The month for reflection drew to a close, and Prudence had arrived at no settled resolve as to what she purposed doing; she could not determine what to write to Mr Morgan. She had promised him that she would write, but she found nothing to say. The relations between herself and her family became more strained. William made unnecessary references to the Graynor Honour at frequent intervals. The word of a Graynor, he remarked, was regarded as equal to his bond—in the past; and left it to be generally inferred that it remained for Prudence to break that admirable record.

Old Mr Graynor took little notice of her. He was not actively unkind; but she had disappointed him keenly, and he allowed her to feel the weight of his displeasure.

Goaded beyond measure, her thoughts reverted at times to the dull tranquillity of the Morningside establishment, and the relief to be gained from Mrs Henry’s bright companionship, the memory of which brought a sense of comfort to her weary brain. If it were not for old Mrs Morgan...

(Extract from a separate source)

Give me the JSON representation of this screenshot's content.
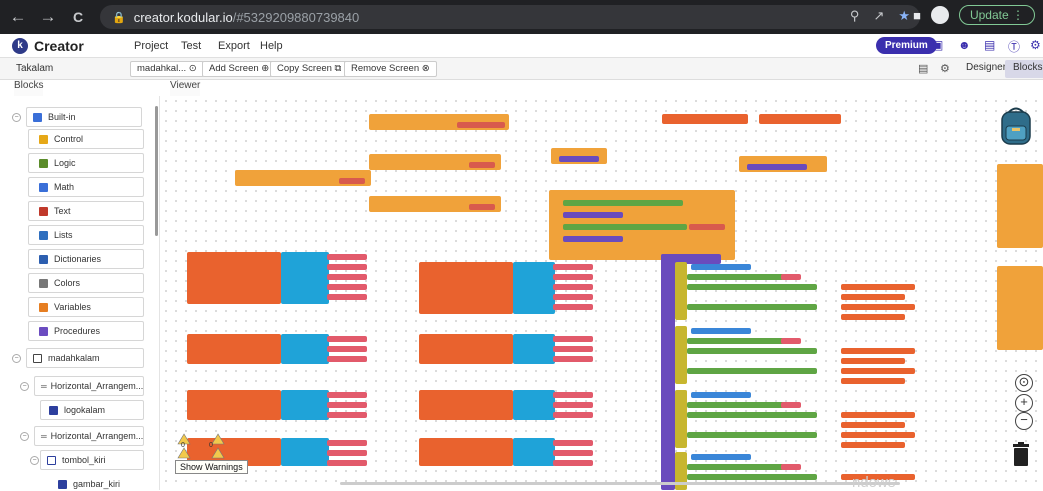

She sat down one day to write to Mr Morgan. She took her engagement ring from the locked drawer and packed it in its case and directed it to him. All of which was entirely simple. But the writing of the letter was a different matter. It was very difficult to set down on paper what she wanted to say. Ultimately the letter was written but the finished production did not please her; the sentences looked bald and brutal and ungracious. It was one thing to resolve to refuse to marry a man unless he sent his old mother out of the home, it was another and altogether detestable matter to put that statement on to paper. She could not do it. Either she must marry the man unconditionally, or end the engagement finally. It was impossible to make any such stipulation.

So the letter was never sent. Prudence eventually destroyed it; and still in a state of desperate indecision, entered upon a further period for reflection.

The re-opening of the subject devolved upon Mr Morgan. After the lapse of six weeks a letter arrived, reminding her of her promise to write to him, urging his love upon her, and hoping that she had reconsidered her decision. It was a restrained and kindly letter, with not one sentence in the whole of it into which she could read a hint at reproach. Quite at the finish he wrote:

“My mother sends her love, and wishes me to say that, as possibly you would be happier keeping house alone, she will find a home for herself near ours.”

A flush came into Prudence’s face while she read these words. She smiled ruefully, and laid the letter aside, and sat quite still, looking out at the sunlight with a shadow of doubt like a passing cloud darkening the blue of her eyes.

“That knocks down all my defences,” she mused, and moved suddenly and found her handkerchief and buried her face in it. “I’m a fool to cry,” she reflected. “It doesn’t alter anything really... But I wish she hadn’t sent that message.”

Thus ended Prudence’s fight for freedom. She gave in weakly, without further struggle; her resolves borne down by the relentless opposition of the family, by Mr Morgan’s quite courteous persistence, and by his mother’s unexpected concession. She no longer had any substantial reason to urge against the marriage. The reason which she had put forward repeatedly, that she did not love the man she was being forced to marry, was treated as frivolous and generally disregarded. There appeared no way of escape.

Marriage, which once had seemed to her to offer freedom from the dull restrictions of her home life, was nothing more than a shuffling of the same pack of cards. She would change her place in the game, that was all; leave one control for another. Perhaps that was life—woman’s life, anyway. But she had dreamed once of fine things, big things, in a world that was fair and lovely and tolerant—the land of promise of every young imaginative mind.